In early 2006, PDtrials began pilot projects in five areas around the country (Boston, Chicago, the Baltimore/Washington, DC area, San Francisco and New York City). These pilot projects will implement collaborative partnerships with local communities to further increase awareness about clinical research. They will test alternative approaches to the dissemination of information among people with Parkinson's and professionals. To date, meetings in the Chicago area have resulted in the decision to hire a part-time education manager who will focus on increasing physician awareness about clinical trials. In Boston, PDtrials will partner with the Center for Information and Study on Clinical Research Participation (CISCRP) to create a special educational track for the Parkinson's community revolving around CISCRP's Clinical Trial Awareness Day. Stay tuned for information on these initiatives!

PDF's own initiatives

In addition to the work being done through the PDtrials coalition, PDF is taking steps to improve the way that Parkinson's clinical research is conducted. One project will promote dialog among people with Parkinson's, researchers, trial sponsors, government and clinicians through an issues-summit series where we will explore the development of a more patient-centered clinical research model. These discussions will examine the rights and responsibilities of everyone who has a stake in clinical research and explore the creation of a Research Participants' Bill of Rights. Another goal of this program is to encourage greater clinical trial participation among those who are traditionally under-represented in research, such as women and people of color, by funding programs like "POEMS," a research initiative that looks at ways to increase female participation in clinical trials.
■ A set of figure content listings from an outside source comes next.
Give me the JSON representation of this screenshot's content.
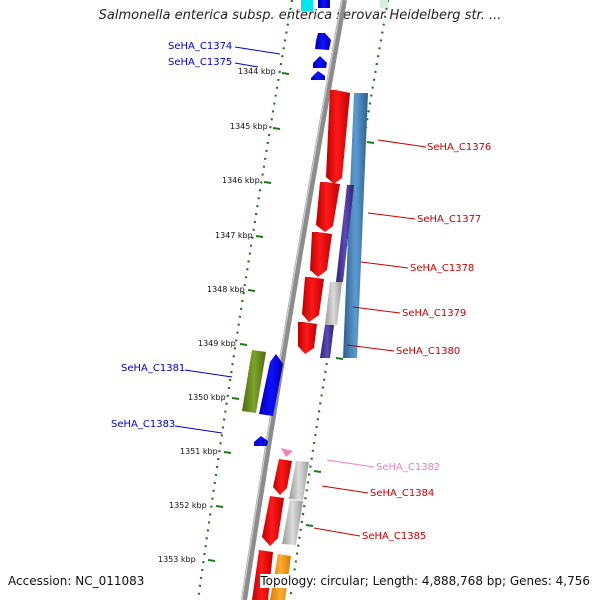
{
  "title": "Salmonella enterica subsp. enterica serovar Heidelberg str. ...",
  "footer": {
    "accession": "Accession: NC_011083",
    "topology": "Topology: circular; Length: 4,888,768 bp; Genes: 4,756"
  },
  "ticks": [
    "1344 kbp",
    "1345 kbp",
    "1346 kbp",
    "1347 kbp",
    "1348 kbp",
    "1349 kbp",
    "1350 kbp",
    "1351 kbp",
    "1352 kbp",
    "1353 kbp"
  ],
  "gene_labels": [
    {
      "id": "SeHA_C1374",
      "strand": "minus",
      "color": "#0000cc"
    },
    {
      "id": "SeHA_C1375",
      "strand": "minus",
      "color": "#0000cc"
    },
    {
      "id": "SeHA_C1376",
      "strand": "plus",
      "color": "#cc0000"
    },
    {
      "id": "SeHA_C1377",
      "strand": "plus",
      "color": "#cc0000"
    },
    {
      "id": "SeHA_C1378",
      "strand": "plus",
      "color": "#cc0000"
    },
    {
      "id": "SeHA_C1379",
      "strand": "plus",
      "color": "#cc0000"
    },
    {
      "id": "SeHA_C1380",
      "strand": "plus",
      "color": "#cc0000"
    },
    {
      "id": "SeHA_C1381",
      "strand": "minus",
      "color": "#0000cc"
    },
    {
      "id": "SeHA_C1383",
      "strand": "minus",
      "color": "#0000cc"
    },
    {
      "id": "SeHA_C1382",
      "strand": "plus",
      "color": "#f080b8"
    },
    {
      "id": "SeHA_C1384",
      "strand": "plus",
      "color": "#cc0000"
    },
    {
      "id": "SeHA_C1385",
      "strand": "plus",
      "color": "#cc0000"
    }
  ],
  "colors": {
    "backbone": "#8c8c8c",
    "tick_ring": "#1a7a1a",
    "plus_strand": "#ff0000",
    "minus_strand": "#0000ff",
    "steelblue_feature": "#4682b4",
    "purple_feature": "#4b3a9a",
    "grey_feature": "#c8c8c8",
    "olive_feature": "#6b8e23",
    "orange_feature": "#ff9900",
    "pink_feature": "#f080b8",
    "cyan_feature": "#00e5ee"
  }
}
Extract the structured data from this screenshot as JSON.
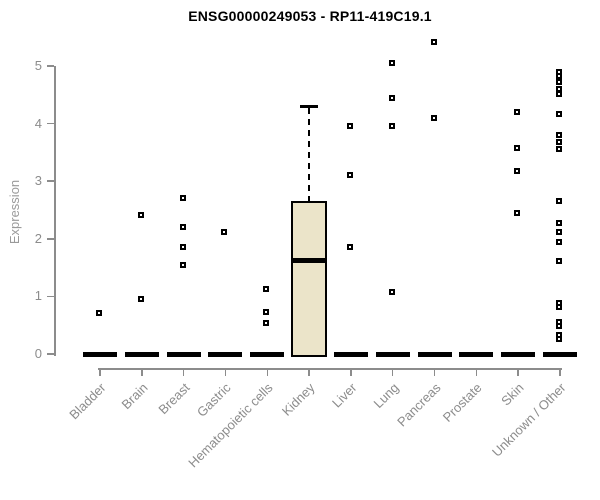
{
  "chart_data": {
    "type": "box",
    "title": "ENSG00000249053 - RP11-419C19.1",
    "xlabel": "",
    "ylabel": "Expression",
    "ylim": [
      0,
      5
    ],
    "yticks": [
      0,
      1,
      2,
      3,
      4,
      5
    ],
    "grid": false,
    "legend": null,
    "categories": [
      "Bladder",
      "Brain",
      "Breast",
      "Gastric",
      "Hematopoietic cells",
      "Kidney",
      "Liver",
      "Lung",
      "Pancreas",
      "Prostate",
      "Skin",
      "Unknown / Other"
    ],
    "boxes": [
      {
        "category": "Bladder",
        "q1": 0,
        "median": 0,
        "q3": 0,
        "whisker_low": 0,
        "whisker_high": 0,
        "outliers": [
          0.72
        ]
      },
      {
        "category": "Brain",
        "q1": 0,
        "median": 0,
        "q3": 0,
        "whisker_low": 0,
        "whisker_high": 0,
        "outliers": [
          2.41,
          0.95
        ]
      },
      {
        "category": "Breast",
        "q1": 0,
        "median": 0,
        "q3": 0,
        "whisker_low": 0,
        "whisker_high": 0,
        "outliers": [
          2.71,
          2.21,
          1.85,
          1.55
        ]
      },
      {
        "category": "Gastric",
        "q1": 0,
        "median": 0,
        "q3": 0,
        "whisker_low": 0,
        "whisker_high": 0,
        "outliers": [
          2.12
        ]
      },
      {
        "category": "Hematopoietic cells",
        "q1": 0,
        "median": 0,
        "q3": 0,
        "whisker_low": 0,
        "whisker_high": 0,
        "outliers": [
          1.13,
          0.73,
          0.54
        ]
      },
      {
        "category": "Kidney",
        "q1": 0,
        "median": 1.63,
        "q3": 2.65,
        "whisker_low": 0,
        "whisker_high": 4.3,
        "outliers": []
      },
      {
        "category": "Liver",
        "q1": 0,
        "median": 0,
        "q3": 0,
        "whisker_low": 0,
        "whisker_high": 0,
        "outliers": [
          3.95,
          3.11,
          1.85
        ]
      },
      {
        "category": "Lung",
        "q1": 0,
        "median": 0,
        "q3": 0,
        "whisker_low": 0,
        "whisker_high": 0,
        "outliers": [
          5.06,
          4.45,
          3.96,
          1.07
        ]
      },
      {
        "category": "Pancreas",
        "q1": 0,
        "median": 0,
        "q3": 0,
        "whisker_low": 0,
        "whisker_high": 0,
        "outliers": [
          5.42,
          4.1
        ]
      },
      {
        "category": "Prostate",
        "q1": 0,
        "median": 0,
        "q3": 0,
        "whisker_low": 0,
        "whisker_high": 0,
        "outliers": []
      },
      {
        "category": "Skin",
        "q1": 0,
        "median": 0,
        "q3": 0,
        "whisker_low": 0,
        "whisker_high": 0,
        "outliers": [
          4.2,
          3.57,
          3.17,
          2.45
        ]
      },
      {
        "category": "Unknown / Other",
        "q1": 0,
        "median": 0,
        "q3": 0,
        "whisker_low": 0,
        "whisker_high": 0,
        "outliers": [
          4.9,
          4.83,
          4.73,
          4.6,
          4.51,
          4.16,
          3.81,
          3.68,
          3.56,
          2.66,
          2.27,
          2.11,
          1.95,
          1.62,
          0.89,
          0.81,
          0.56,
          0.48,
          0.33,
          0.26
        ]
      }
    ],
    "colors": {
      "box_fill": "#EBE4C9",
      "box_border": "#000000",
      "median": "#000000",
      "outlier": "#000000",
      "axis": "#8C8C8C",
      "tick_label": "#8C8C8C",
      "title": "#000000",
      "background": "#FFFFFF"
    }
  }
}
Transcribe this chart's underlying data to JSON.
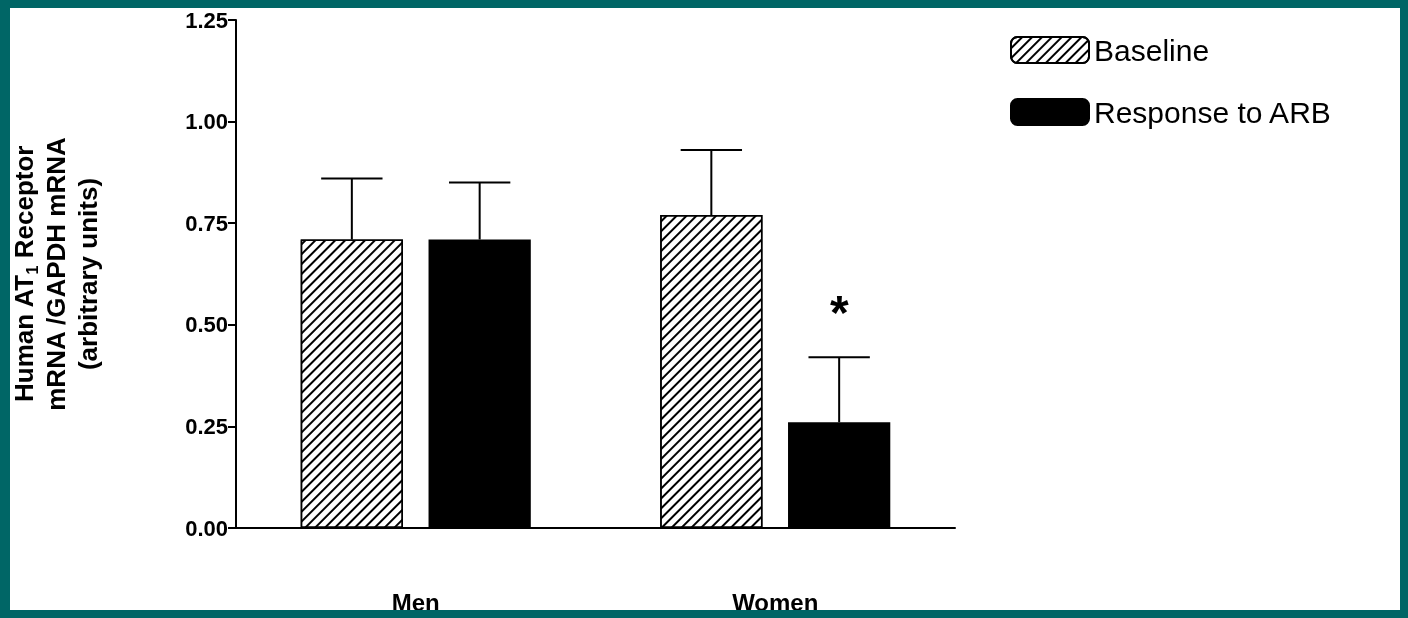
{
  "chart_data": {
    "type": "bar",
    "ylabel": "Human AT$_{1}$ Receptor\nmRNA /GAPDH mRNA\n(arbitrary units)",
    "categories": [
      "Men",
      "Women"
    ],
    "series": [
      {
        "name": "Baseline",
        "color": "#ffffff",
        "values": [
          0.71,
          0.77
        ],
        "errors": [
          [
            0.71,
            0.86
          ],
          [
            0.77,
            0.93
          ]
        ]
      },
      {
        "name": "Response to ARB",
        "color": "#000000",
        "values": [
          0.71,
          0.26
        ],
        "errors": [
          [
            0.71,
            0.85
          ],
          [
            0.26,
            0.42
          ]
        ]
      }
    ],
    "ylim": [
      0,
      1.25
    ],
    "yticks": [
      {
        "value": 0,
        "label": "0.00"
      },
      {
        "value": 0.25,
        "label": "0.25"
      },
      {
        "value": 0.5,
        "label": "0.50"
      },
      {
        "value": 0.75,
        "label": "0.75"
      },
      {
        "value": 1,
        "label": "1.00"
      },
      {
        "value": 1.25,
        "label": "1.25"
      }
    ],
    "annotations": [
      "*"
    ],
    "grid": false,
    "legend": "top right"
  }
}
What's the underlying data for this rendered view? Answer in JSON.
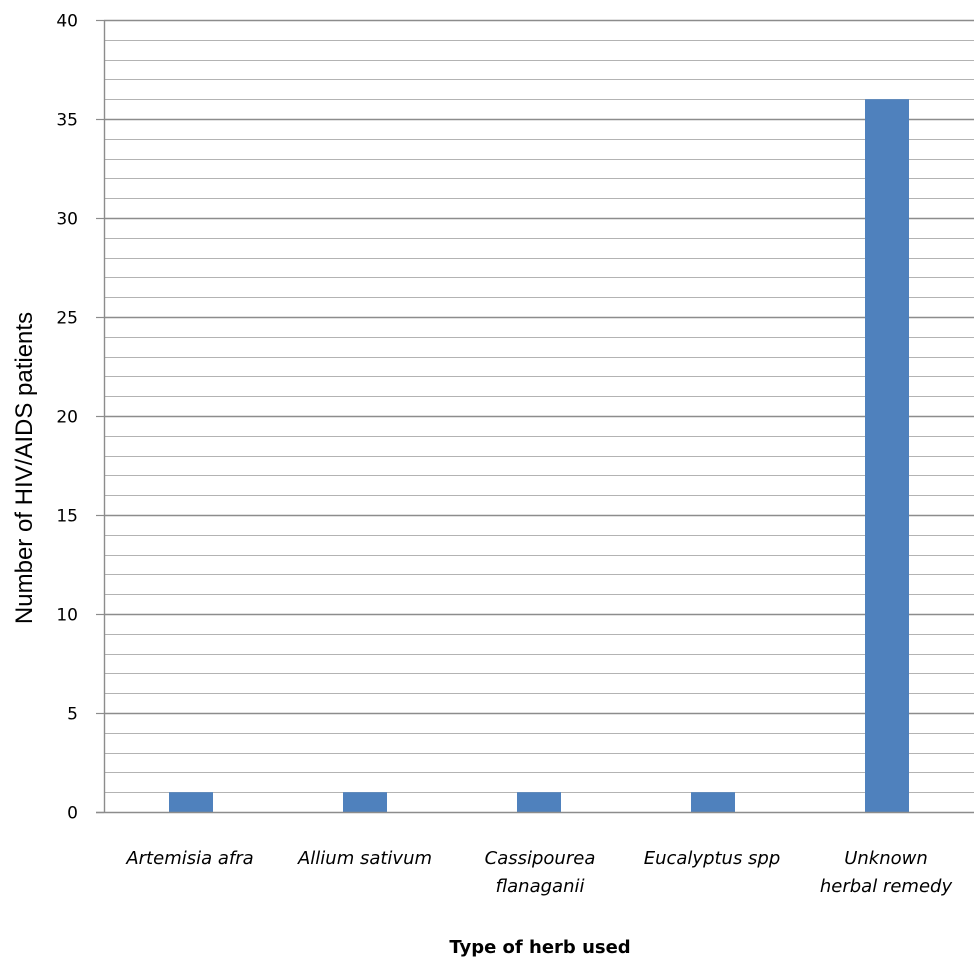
{
  "chart_data": {
    "type": "bar",
    "title": "",
    "xlabel": "Type of herb used",
    "ylabel": "Number of HIV/AIDS patients",
    "categories": [
      [
        "Artemisia afra"
      ],
      [
        "Allium sativum"
      ],
      [
        "Cassipourea",
        "flanaganii"
      ],
      [
        "Eucalyptus spp"
      ],
      [
        "Unknown",
        "herbal remedy"
      ]
    ],
    "values": [
      1,
      1,
      1,
      1,
      36
    ],
    "ylim": [
      0,
      40
    ],
    "yticks": [
      0,
      5,
      10,
      15,
      20,
      25,
      30,
      35,
      40
    ],
    "minor_grid_step": 1,
    "grid": true,
    "legend": "none",
    "bar_color": "#4f81bd",
    "grid_color": "#b3b3b3",
    "major_grid_color": "#8c8c8c"
  }
}
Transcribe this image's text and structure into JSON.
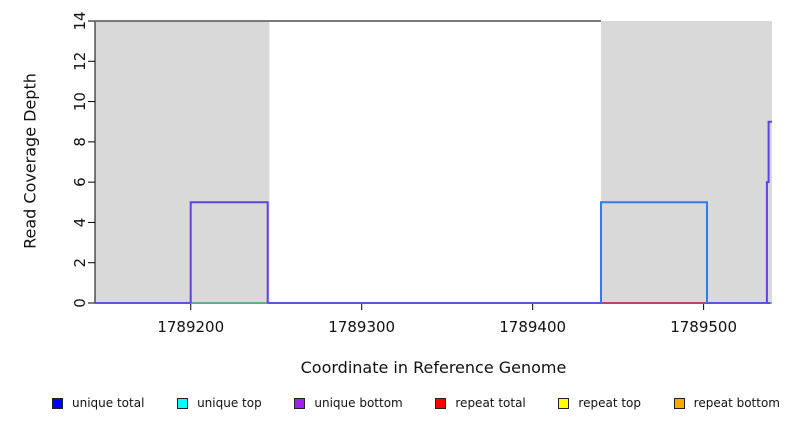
{
  "chart_data": {
    "type": "area",
    "title": "",
    "xlabel": "Coordinate in Reference Genome",
    "ylabel": "Read Coverage Depth",
    "xlim": [
      1789144,
      1789540
    ],
    "ylim": [
      0,
      14
    ],
    "x_ticks": [
      1789200,
      1789300,
      1789400,
      1789500
    ],
    "y_ticks": [
      0,
      2,
      4,
      6,
      8,
      10,
      12,
      14
    ],
    "grid": "off",
    "legend_position": "bottom",
    "shaded_regions": [
      {
        "name": "repeat-region-left",
        "x0": 1789144,
        "x1": 1789246,
        "color": "#d9d9d9"
      },
      {
        "name": "repeat-region-right",
        "x0": 1789440,
        "x1": 1789540,
        "color": "#d9d9d9"
      }
    ],
    "lines": [
      {
        "name": "clipped-coverage-line",
        "color": "#7a7a7a",
        "width": 2,
        "points": [
          [
            1789144,
            14
          ],
          [
            1789440,
            14
          ]
        ]
      },
      {
        "name": "zero-baseline",
        "color": "#5c52e4",
        "width": 2,
        "points": [
          [
            1789144,
            0
          ],
          [
            1789540,
            0
          ]
        ]
      },
      {
        "name": "unique-top-left-segment",
        "color": "#6ec86e",
        "width": 1.5,
        "points": [
          [
            1789200,
            0
          ],
          [
            1789245,
            0
          ]
        ]
      },
      {
        "name": "repeat-total-right-segment",
        "color": "#e23a44",
        "width": 1.5,
        "points": [
          [
            1789440,
            0
          ],
          [
            1789502,
            0
          ]
        ]
      },
      {
        "name": "unique-bottom-left-box",
        "color": "#5f42e0",
        "width": 2,
        "points": [
          [
            1789200,
            0
          ],
          [
            1789200,
            5
          ],
          [
            1789245,
            5
          ],
          [
            1789245,
            0
          ]
        ]
      },
      {
        "name": "unique-total-right-box",
        "color": "#2f7bf2",
        "width": 2,
        "points": [
          [
            1789440,
            0
          ],
          [
            1789440,
            5
          ],
          [
            1789502,
            5
          ],
          [
            1789502,
            0
          ]
        ]
      },
      {
        "name": "right-edge-spike",
        "color": "#5f42e0",
        "width": 2,
        "points": [
          [
            1789537,
            0
          ],
          [
            1789537,
            6
          ],
          [
            1789538,
            6
          ],
          [
            1789538,
            9
          ],
          [
            1789540,
            9
          ]
        ]
      },
      {
        "name": "unique-top-right-edge",
        "color": "#6ec86e",
        "width": 2,
        "points": [
          [
            1789539,
            0
          ],
          [
            1789540,
            0
          ]
        ]
      }
    ]
  },
  "legend": [
    {
      "label": "unique total",
      "color": "#0000ff"
    },
    {
      "label": "unique top",
      "color": "#00ffff"
    },
    {
      "label": "unique bottom",
      "color": "#a020f0"
    },
    {
      "label": "repeat total",
      "color": "#ff0000"
    },
    {
      "label": "repeat top",
      "color": "#ffff00"
    },
    {
      "label": "repeat bottom",
      "color": "#ffa500"
    }
  ]
}
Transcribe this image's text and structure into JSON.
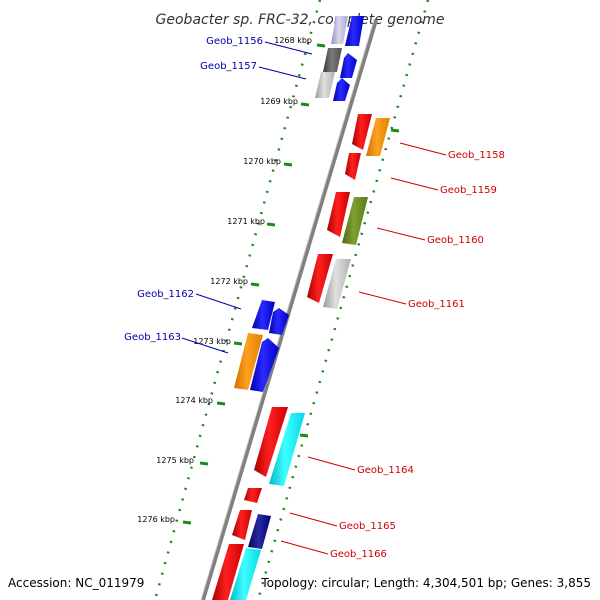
{
  "title": "Geobacter sp. FRC-32, complete genome",
  "footer": {
    "accession": "Accession: NC_011979",
    "summary": "Topology: circular; Length: 4,304,501 bp; Genes: 3,855"
  },
  "colors": {
    "backbone": "#808080",
    "tick_dots": "#1a8a1a",
    "reverse_label": "#0000aa",
    "forward_label": "#cc0000"
  },
  "kbp_labels": [
    "1268 kbp",
    "1269 kbp",
    "1270 kbp",
    "1271 kbp",
    "1272 kbp",
    "1273 kbp",
    "1274 kbp",
    "1275 kbp",
    "1276 kbp"
  ],
  "gene_labels": [
    {
      "text": "Geob_1156",
      "strand": "reverse"
    },
    {
      "text": "Geob_1157",
      "strand": "reverse"
    },
    {
      "text": "Geob_1158",
      "strand": "forward"
    },
    {
      "text": "Geob_1159",
      "strand": "forward"
    },
    {
      "text": "Geob_1160",
      "strand": "forward"
    },
    {
      "text": "Geob_1161",
      "strand": "forward"
    },
    {
      "text": "Geob_1162",
      "strand": "reverse"
    },
    {
      "text": "Geob_1163",
      "strand": "reverse"
    },
    {
      "text": "Geob_1164",
      "strand": "forward"
    },
    {
      "text": "Geob_1165",
      "strand": "forward"
    },
    {
      "text": "Geob_1166",
      "strand": "forward"
    }
  ]
}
PDF also provides funding to the Parkinson Study Group (PSG), a non-profit, cooperative group of Parkinson's disease experts from medical centers in the United States and Canada who are dedicated to improving treatment for people with Parkinson's disease. The grant will help improve PSG's research databases and support the long-term follow-up of research participants.

PDF recognizes the need to think creatively and work collaboratively with all stakeholders in the Parkinson's community. We are encouraged by the success of PDtrials and believe in the power of this inter-organizational program to accelerate treatments and to bring us closer to our ultimate goal of finding a cure for Parkinson's disease.

Veronica Todaro is Director of the PDtrials campaign. This initiative is led by PDF in collaboration with the American Parkinson Disease Association, The Michael J. Fox Foundation for Parkinson's Research, the National Parkinson Foundation, the Parkinson's Action Network, The Parkinson Alliance and WE MOVE. The campaign is advised by the National Institute of Neurological Disorders and Stroke (National Institutes of Health), the Parkinson Study Group, the Parkinson Pipeline Project and the Parkinson's Institute.

*Harris Interactive® survey, June 2005, commissioned by The Michael J. Fox Foundation for Parkinson's Research on behalf of the PDtrials campaign.